Spieler A reizt auf 390 Punkte.

Meldungen:

• Trumpf-Familie = 150
• 4 Asse = 100

Summe Meldung = 250

• Stiche = 90

Gesamt = 340

→ 50 Punkte zu wenig.

→ Spiel verloren.

Er erhält –780 Punkte (doppelter Steigerungswert) und rutscht in den Keller. Alle anderen Spieler bekommen +40 Punkte gutgeschrieben.

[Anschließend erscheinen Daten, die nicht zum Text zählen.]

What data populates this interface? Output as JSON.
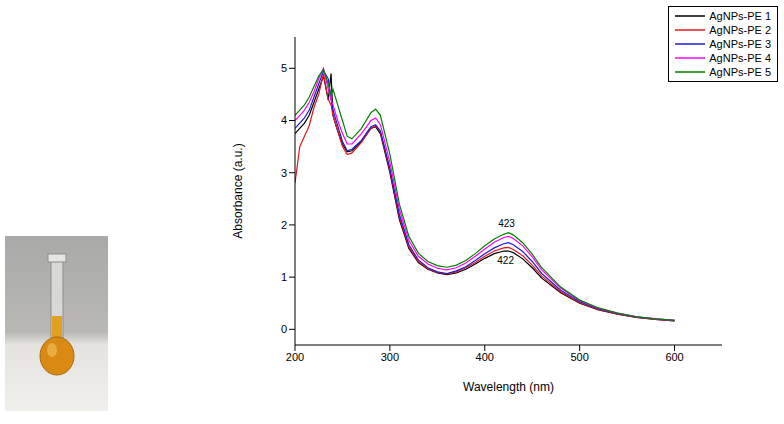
{
  "chart_data": {
    "type": "line",
    "x_label": "Wavelength (nm)",
    "y_label": "Absorbance (a.u.)",
    "x": [
      200,
      205,
      210,
      215,
      220,
      225,
      230,
      235,
      238,
      240,
      245,
      250,
      255,
      260,
      270,
      280,
      285,
      290,
      300,
      310,
      320,
      330,
      340,
      350,
      360,
      370,
      380,
      390,
      400,
      410,
      420,
      425,
      430,
      440,
      450,
      460,
      480,
      500,
      520,
      540,
      560,
      580,
      600
    ],
    "series": [
      {
        "name": "AgNPs-PE 1",
        "color": "#000000",
        "values": [
          3.75,
          3.85,
          3.95,
          4.1,
          4.35,
          4.6,
          4.85,
          4.4,
          4.9,
          4.1,
          3.8,
          3.55,
          3.4,
          3.42,
          3.6,
          3.85,
          3.88,
          3.75,
          3.0,
          2.1,
          1.55,
          1.28,
          1.15,
          1.08,
          1.05,
          1.08,
          1.15,
          1.25,
          1.36,
          1.45,
          1.5,
          1.5,
          1.47,
          1.35,
          1.18,
          0.98,
          0.7,
          0.5,
          0.37,
          0.29,
          0.23,
          0.19,
          0.16
        ]
      },
      {
        "name": "AgNPs-PE 2",
        "color": "#e8141b",
        "values": [
          2.8,
          3.5,
          3.7,
          3.9,
          4.25,
          4.5,
          4.9,
          4.4,
          4.3,
          4.1,
          3.8,
          3.5,
          3.35,
          3.38,
          3.58,
          3.85,
          3.9,
          3.78,
          3.05,
          2.15,
          1.58,
          1.3,
          1.16,
          1.09,
          1.06,
          1.1,
          1.18,
          1.28,
          1.4,
          1.5,
          1.56,
          1.57,
          1.53,
          1.41,
          1.23,
          1.02,
          0.72,
          0.51,
          0.38,
          0.29,
          0.23,
          0.19,
          0.16
        ]
      },
      {
        "name": "AgNPs-PE 3",
        "color": "#1c1cd6",
        "values": [
          3.85,
          3.95,
          4.05,
          4.2,
          4.45,
          4.7,
          4.95,
          4.8,
          4.4,
          4.2,
          3.9,
          3.6,
          3.42,
          3.45,
          3.62,
          3.88,
          3.92,
          3.8,
          3.08,
          2.2,
          1.62,
          1.33,
          1.18,
          1.1,
          1.07,
          1.12,
          1.2,
          1.32,
          1.45,
          1.56,
          1.64,
          1.66,
          1.62,
          1.49,
          1.3,
          1.07,
          0.75,
          0.53,
          0.39,
          0.3,
          0.24,
          0.2,
          0.17
        ]
      },
      {
        "name": "AgNPs-PE 4",
        "color": "#ff00ff",
        "values": [
          4.0,
          4.1,
          4.2,
          4.35,
          4.55,
          4.8,
          5.0,
          4.6,
          4.4,
          4.3,
          4.0,
          3.75,
          3.55,
          3.55,
          3.75,
          4.0,
          4.05,
          3.92,
          3.2,
          2.3,
          1.7,
          1.4,
          1.25,
          1.17,
          1.14,
          1.18,
          1.27,
          1.4,
          1.54,
          1.67,
          1.76,
          1.78,
          1.74,
          1.6,
          1.39,
          1.14,
          0.79,
          0.55,
          0.4,
          0.31,
          0.24,
          0.2,
          0.17
        ]
      },
      {
        "name": "AgNPs-PE 5",
        "color": "#008000",
        "values": [
          4.1,
          4.2,
          4.3,
          4.45,
          4.65,
          4.85,
          4.98,
          4.7,
          4.5,
          4.6,
          4.3,
          4.0,
          3.7,
          3.65,
          3.85,
          4.15,
          4.22,
          4.1,
          3.35,
          2.4,
          1.78,
          1.46,
          1.3,
          1.22,
          1.19,
          1.23,
          1.32,
          1.45,
          1.6,
          1.73,
          1.82,
          1.85,
          1.81,
          1.66,
          1.44,
          1.18,
          0.81,
          0.56,
          0.41,
          0.31,
          0.24,
          0.2,
          0.17
        ]
      }
    ],
    "xlim": [
      200,
      650
    ],
    "xticks": [
      200,
      300,
      400,
      500,
      600
    ],
    "ylim": [
      -0.3,
      5.6
    ],
    "yticks": [
      0,
      1,
      2,
      3,
      4,
      5
    ],
    "annotations": [
      {
        "text": "423",
        "x": 423,
        "y": 2.02
      },
      {
        "text": "422",
        "x": 422,
        "y": 1.32
      }
    ],
    "grid": false,
    "legend": "upper right"
  }
}
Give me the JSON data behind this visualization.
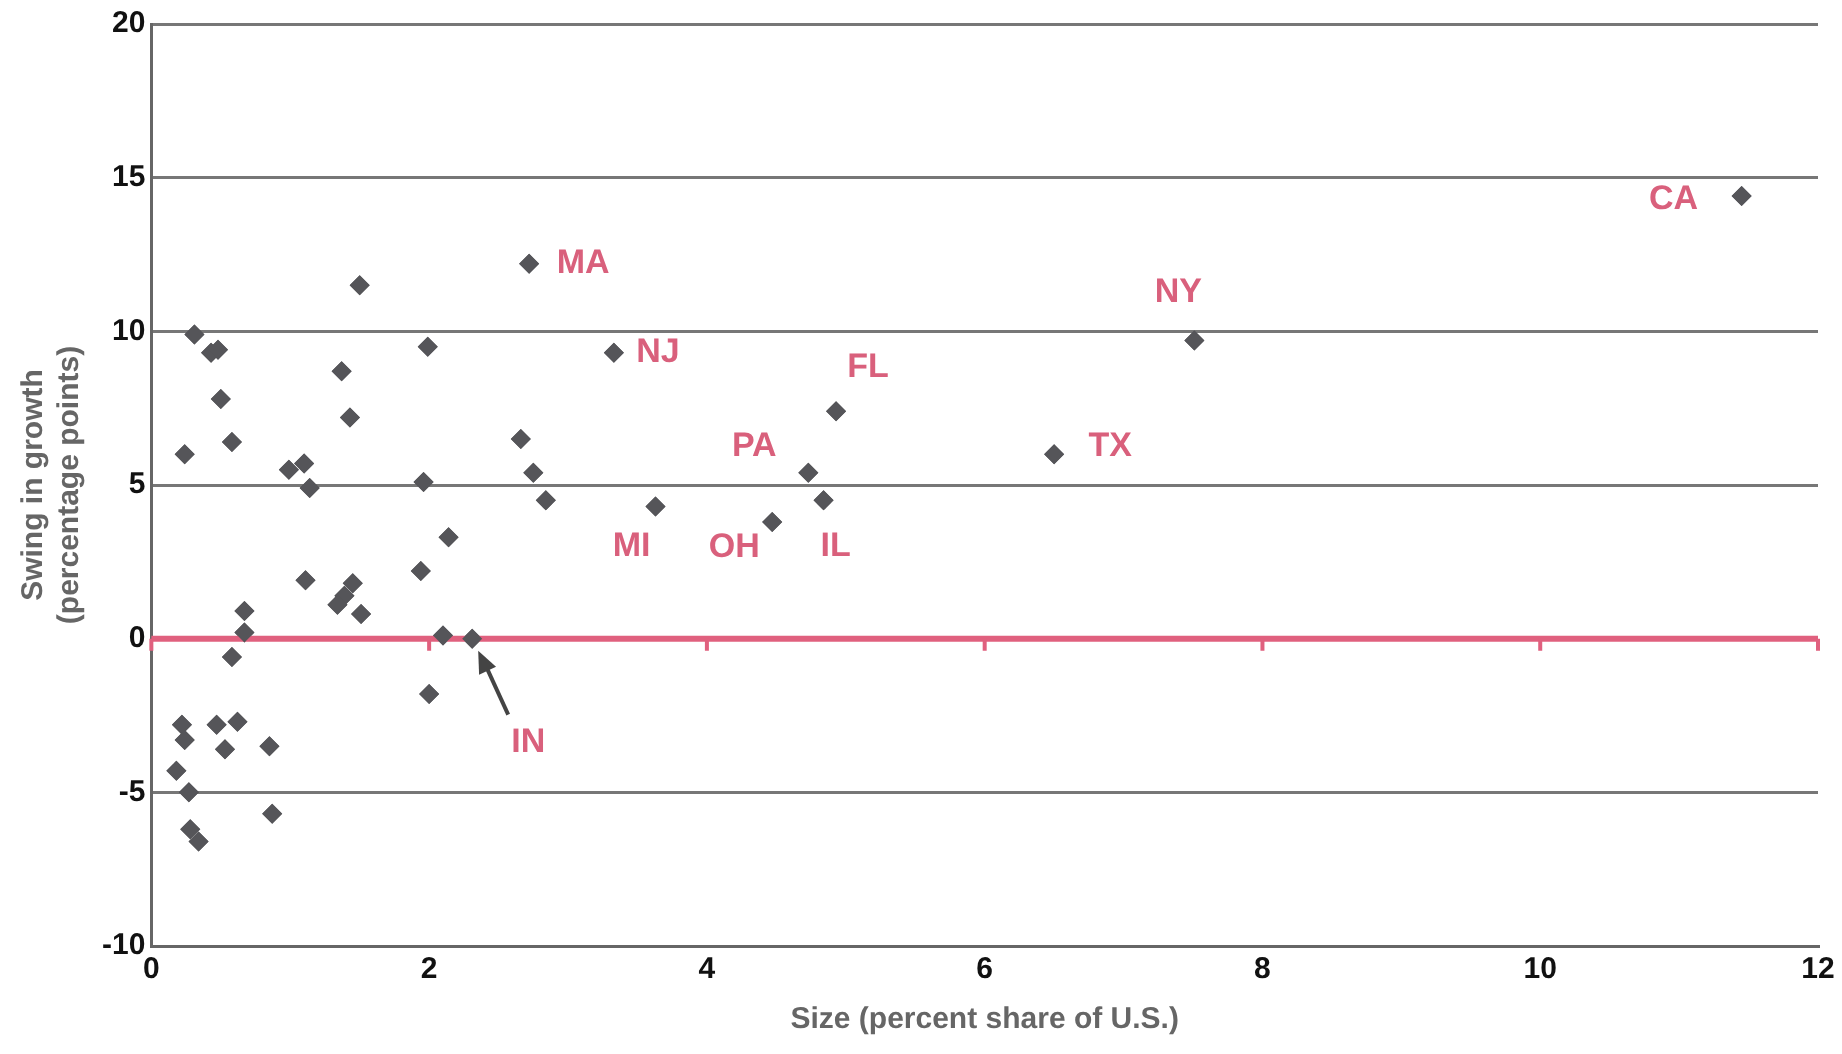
{
  "chart_data": {
    "type": "scatter",
    "xlabel": "Size (percent share of U.S.)",
    "ylabel": "Swing in growth\n(percentage points)",
    "xlim": [
      0,
      12
    ],
    "xticks": [
      0,
      2,
      4,
      6,
      8,
      10,
      12
    ],
    "ylim": [
      -10,
      20
    ],
    "yticks": [
      -10,
      -5,
      0,
      5,
      10,
      15,
      20
    ],
    "grid": "y",
    "legend": false,
    "marker": "diamond",
    "ref_lines": [
      {
        "axis": "y",
        "value": 0,
        "color": "#e0607e"
      }
    ],
    "series": [
      {
        "color": "#555559",
        "x": [
          1.5,
          2.72,
          0.31,
          0.43,
          0.48,
          1.99,
          1.37,
          0.5,
          1.43,
          0.58,
          0.24,
          2.66,
          0.99,
          1.1,
          1.14,
          1.96,
          2.75,
          2.84,
          2.14,
          1.94,
          1.11,
          1.45,
          1.39,
          1.34,
          1.51,
          0.67,
          0.67,
          0.58,
          2.1,
          2.31,
          2.0,
          0.22,
          0.24,
          0.47,
          0.62,
          0.53,
          0.85,
          0.18,
          0.27,
          0.87,
          0.28,
          0.34,
          3.33,
          3.63,
          4.47,
          4.73,
          4.84,
          4.93,
          6.5,
          7.51,
          11.45
        ],
        "values": [
          11.5,
          12.2,
          9.9,
          9.3,
          9.4,
          9.5,
          8.7,
          7.8,
          7.2,
          6.4,
          6.0,
          6.5,
          5.5,
          5.7,
          4.9,
          5.1,
          5.4,
          4.5,
          3.3,
          2.2,
          1.9,
          1.8,
          1.4,
          1.1,
          0.8,
          0.9,
          0.2,
          -0.6,
          0.1,
          0,
          -1.8,
          -2.8,
          -3.3,
          -2.8,
          -2.7,
          -3.6,
          -3.5,
          -4.3,
          -5.0,
          -5.7,
          -6.2,
          -6.6,
          9.3,
          4.3,
          3.8,
          5.4,
          4.5,
          7.4,
          6.0,
          9.7,
          14.4
        ]
      }
    ],
    "annotations": [
      {
        "text": "MA",
        "x": 2.72,
        "y": 12.2
      },
      {
        "text": "NJ",
        "x": 3.33,
        "y": 9.3
      },
      {
        "text": "FL",
        "x": 4.93,
        "y": 7.4
      },
      {
        "text": "PA",
        "x": 4.73,
        "y": 5.4
      },
      {
        "text": "MI",
        "x": 3.63,
        "y": 4.3
      },
      {
        "text": "OH",
        "x": 4.47,
        "y": 3.8
      },
      {
        "text": "IL",
        "x": 4.84,
        "y": 4.5
      },
      {
        "text": "TX",
        "x": 6.5,
        "y": 6.0
      },
      {
        "text": "NY",
        "x": 7.51,
        "y": 9.7
      },
      {
        "text": "CA",
        "x": 11.45,
        "y": 14.4
      },
      {
        "text": "IN",
        "x": 2.31,
        "y": 0
      }
    ]
  }
}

Spieler A reizt auf 380 Punkte.

Meldungen:

• Doppelter Binokel = 300
• Rundgang = 240

Summe Meldung = 540

• Stiche = 90

Gesamt = 630

→ Ansage übertroffen, Spiel klar gewonnen. Die Punkte werden notiert. „Des war hald a Oma!“

  • Egal ob der Spielmacher gewinnt oder verliert: Alle anderen Spieler bekommen Meldung + Stiche gutgeschrieben.
  • Wenn jemand unbedingt den Dabb haben will (klassischer „Dabb-Jäger“), kann man ihn reizen – aber Vorsicht: Man riskiert, selbst hängen zu bleiben.
  • Kluges Drücken bedeutet: Möglichst auf wenige Farben reduzieren → mehr Trumpf-Möglichkeiten.
  • Zu große Meldbilder (z.B. Rundlauf oder 4 Damen) können das Drücken erschweren.
  • Gegner oder Teampartner können sich bewusst hohe Karten zuschustern, die nicht überstochen werden können → „Schmieren“.
  • Der Spielmacher sollte immer eine starke Trumpfkarte für den letzten Stich aufbewahren – die +10 Augen sind oft entscheidend.
  • Nach einem abgesagten Spiel darf das Spiel nicht beendet werden, selbst wenn jemand über 1000 Augen kommt.
  • Vergisst der Spielmacher das Drücken → automatischer Spielverlust (doppelter Abzug).
  • Nach einem gewonnenen Spiel beginnt im nächsten Spiel immer ein Spieler der Gegenpartei.
  • Wer möchte kann nach dem Motto spielen „Spiel macht aus“ – bedeutet: nur, wenn man Spielmacher ist und über 1000 Augen kommt hat man gewonnen. Erreicht man 1000 Augen in einer Runde, in der man nicht der Spielmacher ist, wird weitergespielt.
  • Wird ein Spiel gewonnen, bekommt der Spieler bzw. das Team einen „Bolla“. Gesamtsieger des Abends ist der Spieler/das Team das zuerst 3 „Bolla“ erzielt hat
  • Man kann auf Ansage „einen Durch spielen“ – bedeutet: in der Runde gibt es keinen Dabb, der Spielmacher kommt raus, egal, wer eigentlich dran wäre. Der Spielmacher muss jeden Stich machen. Klappt das, bekommt er/sein Team einen „Bolla“ und das Spiel geht ganz normal weiter. Klappt das nicht und ein Gegner macht einen Stich, bekommen die Gegner einen „Bolla“.
  • Man kann auch „einen unten Durch spielen“ – bedeutet: in der Runde gibt es keinen Dabb, der Spielmacher kommt raus, egal, wer eigentlich dran wäre, der Spielmacher darf keinen Stich machen. Klappt das, bekommt er/sein Team einen „Bolla“ und das Spiel geht ganz normal weiter. Klappt das nicht und der Spielmacher macht einen Stich, bekommen die Gegner einen „Bolla“.

WICHTIGER HINWEIS ZUM SCHLUSS

Es gibt unzählige Spielvarianten und Sonderregeln. Wir geben hier einen Überblick, wie Binokel bei uns gespielt wird.